Massive upper gastrointestinal haemorrhage has also been reported as a complication of gastric diverticulum [7].
Erosion of the lower chest wall was responsible for the significant chest wall soft-tissue edema, periostitis involving the 9th and 10th ribs, and discolouration of skin. The picture was initially confused to be a rib osteomyelitis or an unsuspected rib fracture. The case reported by Bonacci and Schlatter also reported chest and anterior abdominal wall edema, 7th rib periosteal changes and pleural effusion [7]. However in our case, erosion of the lower chest wall worsened to form a colocutaneous fistula. Erosion and fistulous connection to the spleen and enterocutaneous fistula have never been reported as complicating gastric duplication. Most of the reported cases of perforation into the intestine had either pancreatic attachment or contained heterotrophic pancreatic tissue [4, 5]. This substantiates the hypothesis that perforation may result from gastric acid secretion and inflammatory factors from pancreatic tissue. It has been argued that the latter has minimal or no contribution, since it is relatively small and discrete [7]. The splenic erosion and fistula could have also resulted from pancreatic enzymatic action.

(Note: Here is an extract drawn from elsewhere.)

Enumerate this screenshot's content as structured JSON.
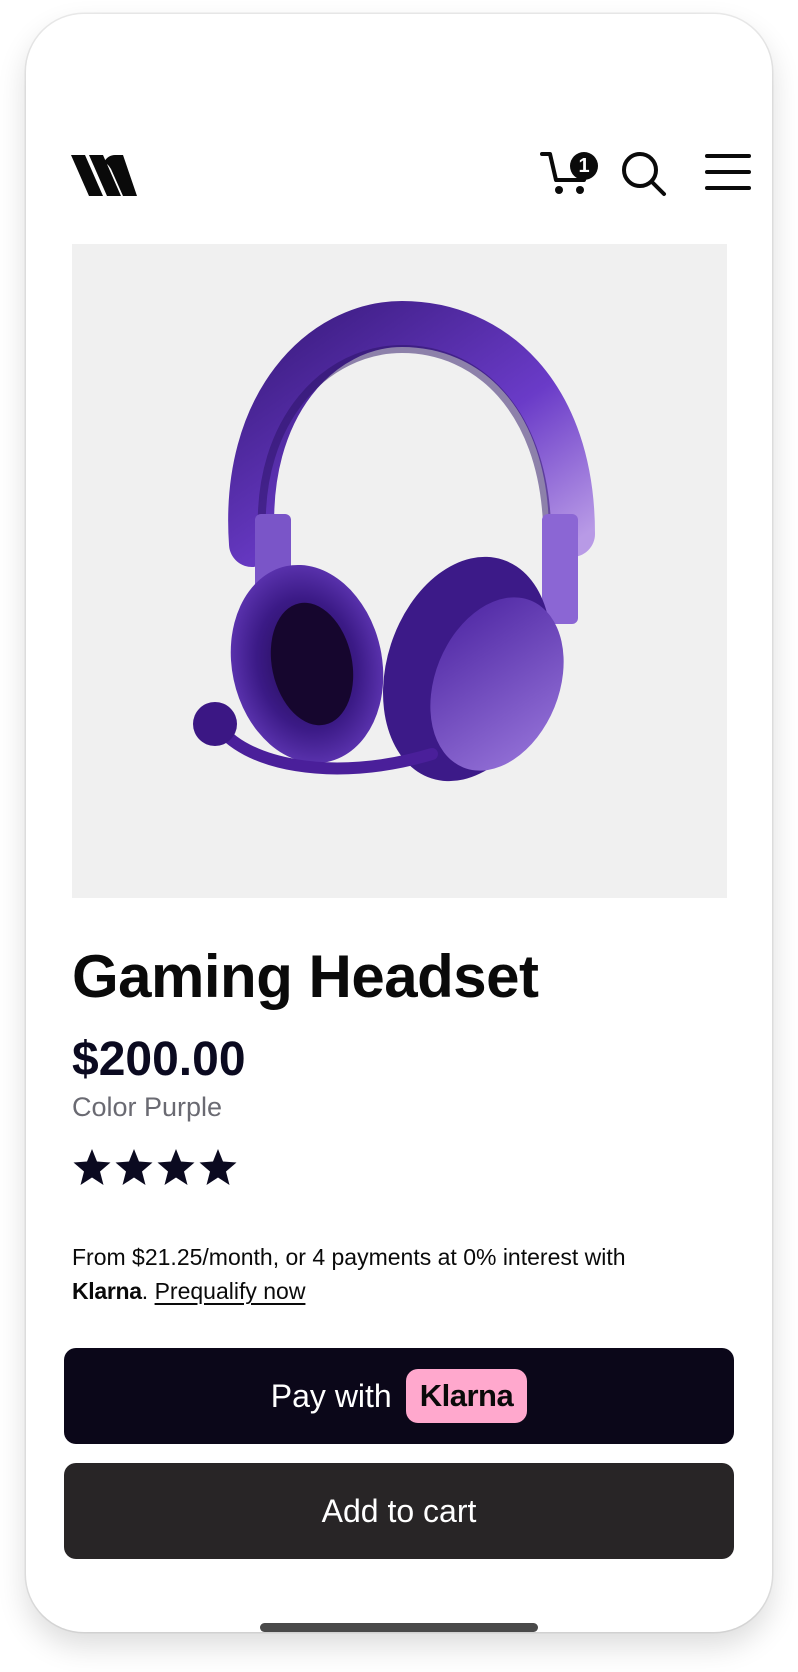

The treatment modality depends on the presentation. Surgery is indicated in symptomatic or complicated cases.
4. Conclusion
This case illustrates an unusual presentation of gastric duplication. Gastric duplication is a rare cause of recurrent massive lower gastrointestinal haemorrhage associated with lower chest wall enterocutaneous fistula.
Consent
Written informed consent was obtained from the parents of the patient for publication of this paper and accompanying images.
Conflict of Interests
The authors declare that they have no Conflict of interests.